現代の高等遊民 blog

現代に降り立った高等遊民が徒然なるままに書き殴ったブログ

書評|原田マハ『たゆえども沈まず』

f:id:tax1729:20180925232144j:plain

原田マハ『たゆえども沈まず』の感想・あらすじをまとめました。原田の小説は5作目ですが、いつもとは違う原田の重厚さを味わえる作品でした。

おすすめ度

おすすめ度:4点(5点満点)

楽園のカンヴァス』、『暗幕のゲルニカ』で印象派およびポスト印象派を情熱的に描いてきた原田 の意欲作と言って良いでしょう。注目すべきは上記2作との違いです。今回はミステリーの要素はありません。しかしその分、より重厚な物語となっています。原田の新たな一面が見られます。

初めて原田作品を読むなら楽園のカンヴァス (新潮文庫)がおすすめです。

作品・作者紹介

『楽園のカンヴァス』や『暗幕のゲルニカ』で原田の本については紹介してきました。本作も例にもれずポスト印象派の巨匠、フィンセント・ファン・ゴッホを題材としています。

原田の小説は美術史の詳細な事前調査に基づいています。しかしそれに縛られることなく、その想像力を史実の上に豊かに表現します。

本作は、売れない画家フィンセント・ファン・ゴッホ日本美術商の林忠正という同じ時代、同じパリの地でジャポニズムという美術史上の転換期をともに生きた2人の友情を描きます。

書評

僕は以前の書評で『暗幕のゲルニカ』にやや辛口な書評を書きました。原田マハという作家が嫌いなわけでなく、むしろ好きな作家です。

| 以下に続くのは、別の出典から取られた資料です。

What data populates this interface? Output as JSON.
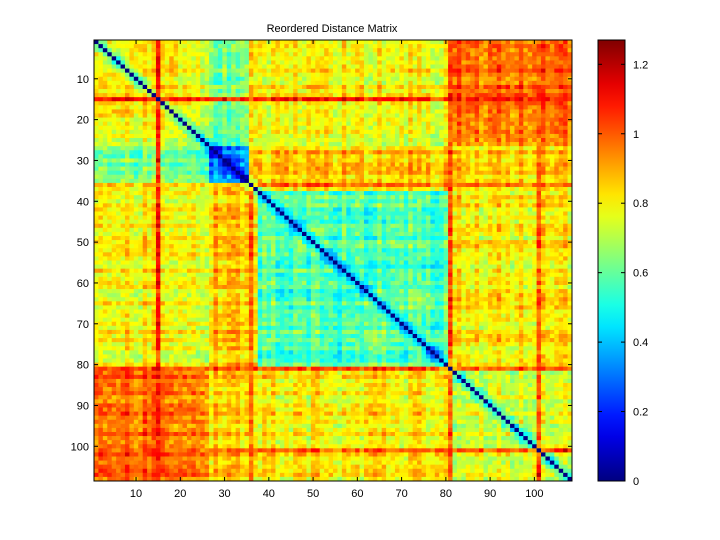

その原田がフィンセント・ファン・ゴッホの「星月夜」を題材とした小説を書いたと知っては、読まないわけにはいきません。なにせ僕はゴッホの絵が好きだし、中でも「星月夜」はKindleのケースにしているくらいです。

本作はフィンセント・ファン・ゴッホとその弟・テオ、そして日本画美術商の林忠正と加納重吉の4人を軸に展開してきます。加納重吉が本作の語り部となりますが、彼は原田の想像上の人物です。

また史実ではゴッホとテオ、林忠正の間に交流があった証拠はどこにもありません。それでもなお、同時代のパリにおいてジャポニズムという交差点においてこの3人が出会っていた可能性は大いにあるでしょう。少なくも原田はそんな想像力を働かせたはずです。

小説を読み始めて僕は少し驚くことになります。これまでの2作品で原田は絵画という題材をミステリーという手法を用いて描いていました。しかし、この小説ではミステリー的な記述は全くと言ってよいほどありません。

そこには『暗幕のゲルニカ』にあったようなサスペンスのムードや、『楽園のカンヴァス』にあった画家の輝くような情熱は描かれません。まったくもって淡々と物語は進んでいきます。まるでゴッホという画家の持つ内側のマグマが沸々と沸き上がるかのように。「たゆえども沈まず」という題名を表すかのように。

原田であれば当然、ミステリー要素を取り入れることもできたでしょうし、実際にはそちらのほうが面白かったかもしれません。あえてミステリーを含めなかった。ここに僕は原田の決意、ゴッホという画家と林忠正という商人に正面から向き合おうとする覚悟を感じました。

それでは結局の所、原田はゴッホの沸き上がるような内面を描ききれたのかと言われれば、僕には自信がありません。原田はどの作品でも、画家から少なからず距離をとって描ききます。直接ゴッホを描くのではなく、その友人や親類といったように。それはおそらく、ある種の畏怖の感情があるのではないかと推察します。

それでもゴッホの「星月夜」という作品については描ききったのだと僕は感じます。それだけでも十分に読む価値のある作品なのだと。あの「星月夜」の秘密が明かされる瞬間がこの小説のドラマであり、輝きです。あのコペルニクス的回転の瞬間を読者は驚きと少しの微笑みとともに迎えるでしょう。そして、思わず表紙の絵を見返すことになるのです。